I pray for him and ask for God’s strength that he can see my husband and the rest of my family through this ordeal. It kills me inside to see him in such a lifeless stage. He is my love, my friend, my companion and the father to all my children, all ten of them. He is a beautiful, caring human being who loves life and loves his children unconditionally. He brings laughter and joy to my life, even with his sometimes lame jokes.

The nurses try to be encouraging and say he is strong considering the condition he’s in because as heavily sedated he is, he is trying to sit up. But they have his hands in restraints to keep him from pulling the hose out. They assure me that he is not in a coma cause he moves around. And when I or my daughters talk to him, he can hear us and he gets squirmy and tries to talk, but can’t because of the hose down his throat.

I love him with every beat of my heart, and wish that I could take away all his pain.
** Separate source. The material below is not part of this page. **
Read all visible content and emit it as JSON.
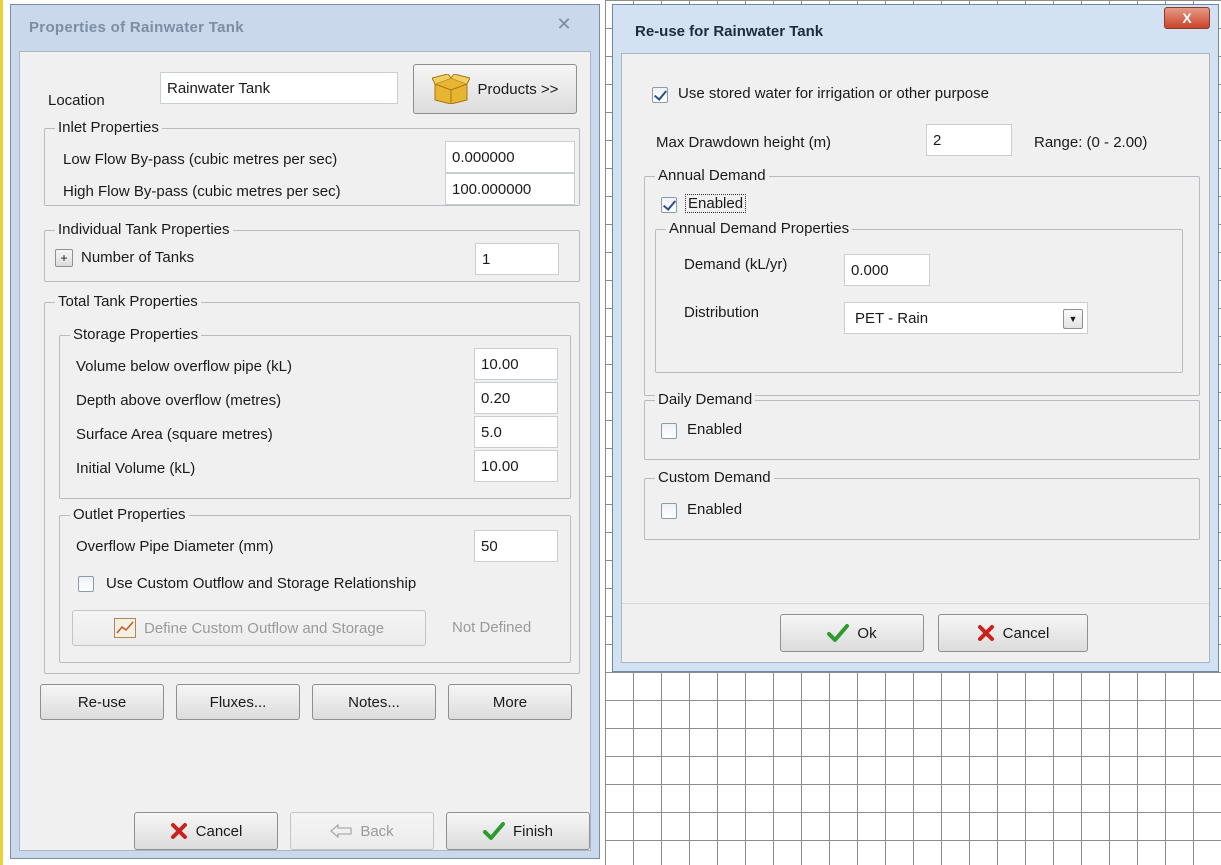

I feel so helpless because there’s nothing I can do but pray and ask God to make him better. I get angry at him cause he gets so hard headed everytime he gets sick and refuses to go to the doctor. If I could carry him, I would put him in the car myself. So now his stubborness has come to this.

So, all my friends out there, I will be out of circulation for awhile and I just ask that you keep Charley in your prayers. With God’s help he might make it through this rough ordeal. Thank you and see you all later.

08-07-2005 | 10:41 | General

Hawaii Blogger Coalition CelebrateThe Kid’s Birthday

Hey everybody! Yeah, yeah, I know I’m late. Just chill will ya! I was busy getting my house ready for an inspection, plus 2 kids, and a sick husband to tend to. I think I’m justified at being late. Thank you for your patience.

Okay, well we went to Nimitz Beach to celebrate Kamalani’s Birthday this past Saturday. What’s that? Why Nimitz again? Because it’s beautiful, fun, and safe there. They have Military security patroling every so often to make sure everything is okay. We don’t wanna deal with all the chronics hanging around alot of the beaches here. Especially when our kids safety is concerned.